Don José Cristóbal de Abreu, vecino español ultramarino y viandante, otorga poder especial a don Manuel Rivero y a don Antonio Trianes, vecinos de España y residentes en este pueblo de Jalapa, para que lo obliguen por cualquier cantidad de pesos de oro, plata, ducados, de cualquier mercadería y efectos que comprara fiados, los cuales pagará en el tiempo y plazo que le señalen, así como para que tomen cualquier mina, la hagan medir, estacar, poblar y labrar, sacando metales, y se encarguen de sus asuntos administrativos.

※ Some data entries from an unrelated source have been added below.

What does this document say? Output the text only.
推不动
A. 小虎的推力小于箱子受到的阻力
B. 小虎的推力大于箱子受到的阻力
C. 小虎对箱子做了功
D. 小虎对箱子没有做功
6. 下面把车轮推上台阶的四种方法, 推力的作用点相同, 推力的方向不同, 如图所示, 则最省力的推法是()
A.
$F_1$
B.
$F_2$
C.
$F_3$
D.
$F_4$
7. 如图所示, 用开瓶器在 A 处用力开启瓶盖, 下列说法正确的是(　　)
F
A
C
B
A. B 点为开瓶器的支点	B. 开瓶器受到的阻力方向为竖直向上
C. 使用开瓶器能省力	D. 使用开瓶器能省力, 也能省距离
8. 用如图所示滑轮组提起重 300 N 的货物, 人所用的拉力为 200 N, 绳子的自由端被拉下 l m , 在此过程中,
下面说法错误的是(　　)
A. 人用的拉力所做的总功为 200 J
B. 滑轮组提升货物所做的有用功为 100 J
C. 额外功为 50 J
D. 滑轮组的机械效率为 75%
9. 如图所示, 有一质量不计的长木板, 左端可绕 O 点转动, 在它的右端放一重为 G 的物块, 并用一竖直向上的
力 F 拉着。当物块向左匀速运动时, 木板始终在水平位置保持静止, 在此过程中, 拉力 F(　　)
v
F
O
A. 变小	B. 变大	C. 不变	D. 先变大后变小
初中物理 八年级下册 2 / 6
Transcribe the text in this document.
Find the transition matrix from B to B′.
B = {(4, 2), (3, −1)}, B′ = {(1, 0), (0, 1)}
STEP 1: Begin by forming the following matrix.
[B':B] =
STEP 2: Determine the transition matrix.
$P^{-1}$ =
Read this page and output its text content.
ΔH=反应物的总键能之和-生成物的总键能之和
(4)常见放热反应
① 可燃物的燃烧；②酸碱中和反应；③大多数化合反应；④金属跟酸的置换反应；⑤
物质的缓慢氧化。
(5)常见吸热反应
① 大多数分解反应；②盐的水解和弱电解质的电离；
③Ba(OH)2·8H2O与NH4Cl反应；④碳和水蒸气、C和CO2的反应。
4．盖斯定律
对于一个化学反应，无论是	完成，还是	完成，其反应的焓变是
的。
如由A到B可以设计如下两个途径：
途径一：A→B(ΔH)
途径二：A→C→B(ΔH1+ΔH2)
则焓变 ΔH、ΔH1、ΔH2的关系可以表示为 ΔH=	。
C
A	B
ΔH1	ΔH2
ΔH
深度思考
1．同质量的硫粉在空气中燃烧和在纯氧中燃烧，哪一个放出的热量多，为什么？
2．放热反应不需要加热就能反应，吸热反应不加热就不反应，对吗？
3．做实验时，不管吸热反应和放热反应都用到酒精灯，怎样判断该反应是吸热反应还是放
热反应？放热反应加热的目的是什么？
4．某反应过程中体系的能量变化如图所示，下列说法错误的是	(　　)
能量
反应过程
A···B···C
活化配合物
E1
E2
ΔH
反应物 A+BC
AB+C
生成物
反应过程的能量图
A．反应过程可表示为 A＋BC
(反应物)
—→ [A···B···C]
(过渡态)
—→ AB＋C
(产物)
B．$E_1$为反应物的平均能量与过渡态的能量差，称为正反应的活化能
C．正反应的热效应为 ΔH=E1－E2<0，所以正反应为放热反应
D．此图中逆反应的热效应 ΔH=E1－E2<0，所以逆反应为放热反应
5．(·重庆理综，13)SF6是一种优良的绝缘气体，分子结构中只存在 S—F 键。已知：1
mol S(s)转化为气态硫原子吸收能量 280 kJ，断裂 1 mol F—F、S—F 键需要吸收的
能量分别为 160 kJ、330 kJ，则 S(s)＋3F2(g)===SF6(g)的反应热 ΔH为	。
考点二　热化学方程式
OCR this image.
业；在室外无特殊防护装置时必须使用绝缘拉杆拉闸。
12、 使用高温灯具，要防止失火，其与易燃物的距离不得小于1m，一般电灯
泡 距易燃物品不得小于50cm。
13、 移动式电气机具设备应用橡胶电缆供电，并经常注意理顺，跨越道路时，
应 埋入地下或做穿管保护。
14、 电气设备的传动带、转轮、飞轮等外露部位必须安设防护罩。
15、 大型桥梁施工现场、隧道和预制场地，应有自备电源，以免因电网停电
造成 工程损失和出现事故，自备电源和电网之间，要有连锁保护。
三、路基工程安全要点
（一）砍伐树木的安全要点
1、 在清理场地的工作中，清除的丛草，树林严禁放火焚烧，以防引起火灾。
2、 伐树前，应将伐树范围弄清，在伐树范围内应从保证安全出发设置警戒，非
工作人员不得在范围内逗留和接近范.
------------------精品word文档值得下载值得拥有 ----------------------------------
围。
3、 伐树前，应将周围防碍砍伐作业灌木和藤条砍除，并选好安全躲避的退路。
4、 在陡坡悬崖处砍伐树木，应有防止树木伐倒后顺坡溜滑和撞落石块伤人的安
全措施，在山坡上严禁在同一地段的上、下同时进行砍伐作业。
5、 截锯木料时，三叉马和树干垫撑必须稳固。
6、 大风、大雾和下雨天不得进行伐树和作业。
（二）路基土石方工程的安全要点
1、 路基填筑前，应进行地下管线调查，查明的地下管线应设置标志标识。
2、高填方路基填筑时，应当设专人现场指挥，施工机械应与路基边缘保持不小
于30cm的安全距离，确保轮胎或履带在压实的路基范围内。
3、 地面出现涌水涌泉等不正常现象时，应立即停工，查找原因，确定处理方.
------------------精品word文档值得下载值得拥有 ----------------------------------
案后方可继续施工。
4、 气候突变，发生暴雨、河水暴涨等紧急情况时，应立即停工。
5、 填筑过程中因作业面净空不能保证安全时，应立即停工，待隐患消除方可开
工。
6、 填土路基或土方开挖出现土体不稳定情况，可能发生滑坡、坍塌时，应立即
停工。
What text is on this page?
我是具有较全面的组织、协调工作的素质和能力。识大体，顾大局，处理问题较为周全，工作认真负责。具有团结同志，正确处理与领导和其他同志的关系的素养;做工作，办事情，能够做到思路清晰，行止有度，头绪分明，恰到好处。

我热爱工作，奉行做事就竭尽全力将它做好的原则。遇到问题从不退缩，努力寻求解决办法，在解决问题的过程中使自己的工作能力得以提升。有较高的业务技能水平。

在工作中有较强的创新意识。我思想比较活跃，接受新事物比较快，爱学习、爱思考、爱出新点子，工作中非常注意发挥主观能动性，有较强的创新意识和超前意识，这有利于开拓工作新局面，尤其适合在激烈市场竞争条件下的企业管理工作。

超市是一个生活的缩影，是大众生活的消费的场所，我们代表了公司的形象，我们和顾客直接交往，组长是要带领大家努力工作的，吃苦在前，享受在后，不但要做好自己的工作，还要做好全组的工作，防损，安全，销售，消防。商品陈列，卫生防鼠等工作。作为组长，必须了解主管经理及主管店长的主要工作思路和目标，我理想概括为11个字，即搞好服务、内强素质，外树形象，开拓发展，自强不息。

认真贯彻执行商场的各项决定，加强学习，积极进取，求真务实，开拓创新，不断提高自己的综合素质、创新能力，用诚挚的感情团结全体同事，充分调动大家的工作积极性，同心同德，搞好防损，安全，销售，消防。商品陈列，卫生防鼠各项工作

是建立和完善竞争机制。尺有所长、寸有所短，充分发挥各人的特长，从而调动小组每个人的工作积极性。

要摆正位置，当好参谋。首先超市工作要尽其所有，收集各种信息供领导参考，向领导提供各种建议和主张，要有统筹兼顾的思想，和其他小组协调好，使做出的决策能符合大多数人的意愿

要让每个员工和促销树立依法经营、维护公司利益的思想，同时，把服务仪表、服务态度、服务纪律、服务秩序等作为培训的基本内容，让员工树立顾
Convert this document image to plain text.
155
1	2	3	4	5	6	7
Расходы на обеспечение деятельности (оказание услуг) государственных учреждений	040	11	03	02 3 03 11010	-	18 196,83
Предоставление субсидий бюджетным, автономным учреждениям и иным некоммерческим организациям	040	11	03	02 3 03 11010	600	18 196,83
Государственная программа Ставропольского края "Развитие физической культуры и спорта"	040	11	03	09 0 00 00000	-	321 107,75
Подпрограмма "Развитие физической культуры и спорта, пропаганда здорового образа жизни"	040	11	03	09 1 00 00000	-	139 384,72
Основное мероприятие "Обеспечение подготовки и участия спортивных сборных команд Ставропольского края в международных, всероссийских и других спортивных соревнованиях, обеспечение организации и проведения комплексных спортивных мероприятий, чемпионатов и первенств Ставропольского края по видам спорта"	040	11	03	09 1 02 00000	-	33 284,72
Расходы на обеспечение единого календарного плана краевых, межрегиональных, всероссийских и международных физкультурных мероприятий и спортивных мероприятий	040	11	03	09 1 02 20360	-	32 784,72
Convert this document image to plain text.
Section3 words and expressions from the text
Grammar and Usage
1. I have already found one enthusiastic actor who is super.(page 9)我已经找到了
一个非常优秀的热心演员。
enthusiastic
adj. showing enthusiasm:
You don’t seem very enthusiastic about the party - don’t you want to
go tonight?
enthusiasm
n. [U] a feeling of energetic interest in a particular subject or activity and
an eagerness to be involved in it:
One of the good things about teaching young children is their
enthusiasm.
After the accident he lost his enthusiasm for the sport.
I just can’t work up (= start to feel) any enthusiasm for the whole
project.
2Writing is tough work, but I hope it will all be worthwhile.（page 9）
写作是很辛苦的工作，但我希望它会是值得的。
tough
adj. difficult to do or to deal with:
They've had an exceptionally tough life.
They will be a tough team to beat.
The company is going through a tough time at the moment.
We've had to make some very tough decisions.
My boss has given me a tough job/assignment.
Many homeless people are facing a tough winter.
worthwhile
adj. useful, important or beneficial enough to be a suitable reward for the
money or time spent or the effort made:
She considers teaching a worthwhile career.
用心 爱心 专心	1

Don José Cristóbal de Abreu, natural de la Villa de Lepe, Arzobispado de Sevilla en los Reinos de Castilla y residente en el pueblo de Jalapa, hijo legítimo de los difuntos don José de Abreu y doña Leonor Ana González Enamorado, otorga poder para testar y nombramiento de albacea a su cuñado don Manuel Rivero Cordero, junto con don Antonio Trianes, vecinos de España y residentes en el pueblo de Jalapa, y como heredero nombra al citado Manuel Rivero Cordero.